The axon is a neuronal structure capable of processing, encoding, and transmitting information. This assessment contrasts with a limiting, but deeply rooted, perspective where the axon functions solely as a transmission cable of somatodendritic activity, sending signals in the form of stereotypical action potentials. This perspective arose, at least partially, because of the technical difficulties in probing axons: their extreme length-to-diameter ratio and intricate growth paths preclude the study of their dynamics through traditional techniques. Recent findings are challenging this view and revealing a much larger repertoire of axonal computations. Axons display complex signaling processes and structure-function relationships, which can be modulated via diverse activity-dependent mechanisms. Additionally, axons can exhibit patterns of activity that are dramatically different from those of their corresponding soma.
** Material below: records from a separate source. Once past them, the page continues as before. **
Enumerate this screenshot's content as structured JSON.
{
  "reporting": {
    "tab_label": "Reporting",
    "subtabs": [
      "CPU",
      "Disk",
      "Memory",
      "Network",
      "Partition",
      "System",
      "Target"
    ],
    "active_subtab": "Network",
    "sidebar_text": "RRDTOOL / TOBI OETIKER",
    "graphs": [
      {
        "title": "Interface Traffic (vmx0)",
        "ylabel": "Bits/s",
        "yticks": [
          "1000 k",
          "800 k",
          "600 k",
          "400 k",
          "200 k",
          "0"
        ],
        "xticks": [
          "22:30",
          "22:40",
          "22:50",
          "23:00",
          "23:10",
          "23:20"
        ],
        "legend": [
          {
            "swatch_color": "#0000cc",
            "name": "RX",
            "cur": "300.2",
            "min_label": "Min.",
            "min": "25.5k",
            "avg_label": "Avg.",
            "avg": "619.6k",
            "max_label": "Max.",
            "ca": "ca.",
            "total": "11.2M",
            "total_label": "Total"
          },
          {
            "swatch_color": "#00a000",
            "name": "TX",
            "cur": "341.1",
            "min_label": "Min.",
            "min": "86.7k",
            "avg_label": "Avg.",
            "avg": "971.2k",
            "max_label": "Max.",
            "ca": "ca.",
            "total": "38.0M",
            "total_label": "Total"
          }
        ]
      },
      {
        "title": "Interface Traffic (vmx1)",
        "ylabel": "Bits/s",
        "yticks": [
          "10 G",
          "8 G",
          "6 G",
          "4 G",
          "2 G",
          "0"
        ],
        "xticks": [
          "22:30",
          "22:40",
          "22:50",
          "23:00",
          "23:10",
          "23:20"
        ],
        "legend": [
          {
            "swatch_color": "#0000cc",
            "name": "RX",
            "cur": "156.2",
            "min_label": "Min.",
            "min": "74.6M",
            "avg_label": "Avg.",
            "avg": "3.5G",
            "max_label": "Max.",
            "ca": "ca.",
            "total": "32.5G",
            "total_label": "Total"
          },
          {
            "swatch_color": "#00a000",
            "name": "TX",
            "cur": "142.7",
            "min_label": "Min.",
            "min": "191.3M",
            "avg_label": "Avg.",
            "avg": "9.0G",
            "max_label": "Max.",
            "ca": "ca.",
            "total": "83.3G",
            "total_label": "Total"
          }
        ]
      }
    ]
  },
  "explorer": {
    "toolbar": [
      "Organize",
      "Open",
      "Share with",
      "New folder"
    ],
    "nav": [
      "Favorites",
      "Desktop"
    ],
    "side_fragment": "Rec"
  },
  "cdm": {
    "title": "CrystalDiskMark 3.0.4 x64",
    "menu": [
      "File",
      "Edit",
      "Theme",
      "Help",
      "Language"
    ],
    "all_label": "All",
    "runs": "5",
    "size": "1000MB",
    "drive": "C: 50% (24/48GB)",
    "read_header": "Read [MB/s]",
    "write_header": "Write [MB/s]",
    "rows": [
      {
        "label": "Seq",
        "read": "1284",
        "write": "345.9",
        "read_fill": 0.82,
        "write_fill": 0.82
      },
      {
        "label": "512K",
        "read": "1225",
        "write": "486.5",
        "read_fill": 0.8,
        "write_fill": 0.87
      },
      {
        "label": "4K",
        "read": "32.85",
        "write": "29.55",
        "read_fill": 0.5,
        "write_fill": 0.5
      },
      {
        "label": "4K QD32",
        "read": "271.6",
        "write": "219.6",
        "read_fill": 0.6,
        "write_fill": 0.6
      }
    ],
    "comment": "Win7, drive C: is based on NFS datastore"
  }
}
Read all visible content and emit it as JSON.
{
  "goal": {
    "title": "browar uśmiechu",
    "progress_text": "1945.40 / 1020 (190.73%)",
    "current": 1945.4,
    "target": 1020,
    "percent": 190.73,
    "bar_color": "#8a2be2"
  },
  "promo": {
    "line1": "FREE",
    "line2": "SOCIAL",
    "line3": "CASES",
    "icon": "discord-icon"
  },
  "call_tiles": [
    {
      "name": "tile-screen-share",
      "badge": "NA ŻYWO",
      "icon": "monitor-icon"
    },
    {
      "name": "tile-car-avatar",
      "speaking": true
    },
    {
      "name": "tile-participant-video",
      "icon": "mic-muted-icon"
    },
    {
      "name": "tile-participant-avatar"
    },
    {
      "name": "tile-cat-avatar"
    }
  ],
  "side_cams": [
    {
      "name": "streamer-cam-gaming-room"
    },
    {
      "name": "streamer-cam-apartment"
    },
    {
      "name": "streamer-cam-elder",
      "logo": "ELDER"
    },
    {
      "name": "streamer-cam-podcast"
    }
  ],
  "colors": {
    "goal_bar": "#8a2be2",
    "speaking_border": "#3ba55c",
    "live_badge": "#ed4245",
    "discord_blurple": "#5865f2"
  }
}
Not surprisingly, many of these recent discoveries have been driven by novel technology developments, which allow for in vitro axon electrophysiology with unprecedented spatiotemporal resolution and signal-to-noise ratio. In this review, we outline the state-of-the-art in vitro toolset for axonal electrophysiology and summarize the recent discoveries in axon function it has enabled. We also review the increasing repertoire of microtechnologies for controlling axon guidance which, in combination with the available cutting-edge electrophysiology and imaging approaches, have the potential for more controlled and high-throughput in vitro studies. We anticipate that a larger adoption of these new technologies by the neuroscience community will drive a new era of experimental opportunities in the study of axon physiology and consequently, neuronal function.